Crucially, I painstakingly created a detailed index. Without an index, this is just a doorstop. With an index, it's a super-useful resource for family history that will be passed down because it's easy to locate the mentions of every ancestor named in the book.
At the time, I printed a few spiral-bound copies (1.5 inches thick, as shown above) for cousins who were especially interested. Soon afterward, I scanned the 500 pages in pdf format, then mailed it out on a USB flash drive to each of my second cousins.
Now, 13 years later, one of my second cousins is asking about this volume. And instead of sending out a USB right away, I'm updating the book in two ways.
First, I'm fine-tuning the index to reflect what I've learned since 2014. Above is one of the handwritten notes I made a few years ago when I discovered the exact relationship of Bela Roth. He was actually a brother-in-law of my great-grandma Lena. Changes like this improve accuracy and may even provoke new memories from my cousins who read through.

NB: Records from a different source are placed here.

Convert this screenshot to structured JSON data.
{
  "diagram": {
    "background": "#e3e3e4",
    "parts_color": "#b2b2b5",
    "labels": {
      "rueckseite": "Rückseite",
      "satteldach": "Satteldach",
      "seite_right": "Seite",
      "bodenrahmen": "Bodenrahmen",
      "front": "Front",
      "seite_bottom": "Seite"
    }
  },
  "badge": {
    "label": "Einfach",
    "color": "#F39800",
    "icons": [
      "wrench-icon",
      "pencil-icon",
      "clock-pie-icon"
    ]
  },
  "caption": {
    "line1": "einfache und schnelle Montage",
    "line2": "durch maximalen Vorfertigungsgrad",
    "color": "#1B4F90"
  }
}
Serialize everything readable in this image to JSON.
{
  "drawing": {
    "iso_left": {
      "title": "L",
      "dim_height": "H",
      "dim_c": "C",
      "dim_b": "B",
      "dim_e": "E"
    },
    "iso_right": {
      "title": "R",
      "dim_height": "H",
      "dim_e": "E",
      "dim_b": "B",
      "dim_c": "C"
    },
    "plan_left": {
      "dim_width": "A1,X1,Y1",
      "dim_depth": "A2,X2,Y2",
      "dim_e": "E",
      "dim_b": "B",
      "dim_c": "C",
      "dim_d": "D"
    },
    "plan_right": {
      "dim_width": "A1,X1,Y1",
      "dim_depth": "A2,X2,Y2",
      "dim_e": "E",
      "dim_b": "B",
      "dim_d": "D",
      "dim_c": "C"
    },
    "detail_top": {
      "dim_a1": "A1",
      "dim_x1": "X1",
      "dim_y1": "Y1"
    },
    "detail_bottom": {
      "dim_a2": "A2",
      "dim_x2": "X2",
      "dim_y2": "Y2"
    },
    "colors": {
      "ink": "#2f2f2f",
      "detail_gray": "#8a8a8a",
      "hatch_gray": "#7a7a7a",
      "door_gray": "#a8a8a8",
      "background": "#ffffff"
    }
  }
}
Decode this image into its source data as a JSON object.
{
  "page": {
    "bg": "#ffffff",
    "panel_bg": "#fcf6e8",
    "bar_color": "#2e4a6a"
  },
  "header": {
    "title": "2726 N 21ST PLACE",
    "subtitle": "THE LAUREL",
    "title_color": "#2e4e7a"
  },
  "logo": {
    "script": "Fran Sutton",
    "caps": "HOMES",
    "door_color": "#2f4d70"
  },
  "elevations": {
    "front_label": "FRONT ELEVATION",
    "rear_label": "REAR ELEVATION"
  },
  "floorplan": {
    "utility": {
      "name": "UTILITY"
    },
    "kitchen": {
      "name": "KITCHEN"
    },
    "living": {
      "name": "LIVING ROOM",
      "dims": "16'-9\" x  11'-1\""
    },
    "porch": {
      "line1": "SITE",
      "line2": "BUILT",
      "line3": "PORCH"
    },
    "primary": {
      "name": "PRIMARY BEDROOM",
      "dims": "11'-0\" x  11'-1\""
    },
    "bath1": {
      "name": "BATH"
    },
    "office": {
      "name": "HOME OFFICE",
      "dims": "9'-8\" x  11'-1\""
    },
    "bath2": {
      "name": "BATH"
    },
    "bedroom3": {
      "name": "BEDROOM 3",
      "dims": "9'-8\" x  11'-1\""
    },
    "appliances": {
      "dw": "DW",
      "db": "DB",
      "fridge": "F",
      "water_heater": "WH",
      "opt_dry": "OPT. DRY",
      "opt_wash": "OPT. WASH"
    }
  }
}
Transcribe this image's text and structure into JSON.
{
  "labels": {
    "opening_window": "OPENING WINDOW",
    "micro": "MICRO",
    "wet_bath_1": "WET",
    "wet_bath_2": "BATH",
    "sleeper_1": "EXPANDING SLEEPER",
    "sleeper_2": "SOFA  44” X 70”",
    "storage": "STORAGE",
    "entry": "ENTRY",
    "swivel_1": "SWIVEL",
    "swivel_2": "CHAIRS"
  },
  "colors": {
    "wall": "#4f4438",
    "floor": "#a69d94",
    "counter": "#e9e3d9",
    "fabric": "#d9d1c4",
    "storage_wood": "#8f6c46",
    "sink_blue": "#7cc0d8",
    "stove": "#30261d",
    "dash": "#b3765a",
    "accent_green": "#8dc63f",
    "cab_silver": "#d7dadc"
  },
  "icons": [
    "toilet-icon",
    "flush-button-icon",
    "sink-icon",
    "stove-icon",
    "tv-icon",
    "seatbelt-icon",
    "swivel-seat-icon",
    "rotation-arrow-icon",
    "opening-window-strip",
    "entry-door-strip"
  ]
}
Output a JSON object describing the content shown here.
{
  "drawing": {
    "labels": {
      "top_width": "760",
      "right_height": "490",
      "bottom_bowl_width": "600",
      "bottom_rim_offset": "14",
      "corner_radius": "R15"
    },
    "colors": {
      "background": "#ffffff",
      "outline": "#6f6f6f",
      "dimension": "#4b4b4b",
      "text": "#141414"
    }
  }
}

Second, I'm updating my list of "who's who" showing which ancestors were the founding members, who their spouses were, who their children were, who their children married. Since 2014, a few of these people have passed away and sadly, I needed to insert death dates.
When finished, this gigantic volume will be ready to again be sent electronically or via mailed USB flash drives to cousins. Also, I will tape a USB to the printed book on my bookshelf, just in case.
My ancestors had the inspired idea of keeping minutes of every monthly meeting and then having these minutes bound into books to be saved and passed down. The least I can do is to keep alive the memories of these people and the family tree association they created and loved so much by sharing the book with cousins. Again!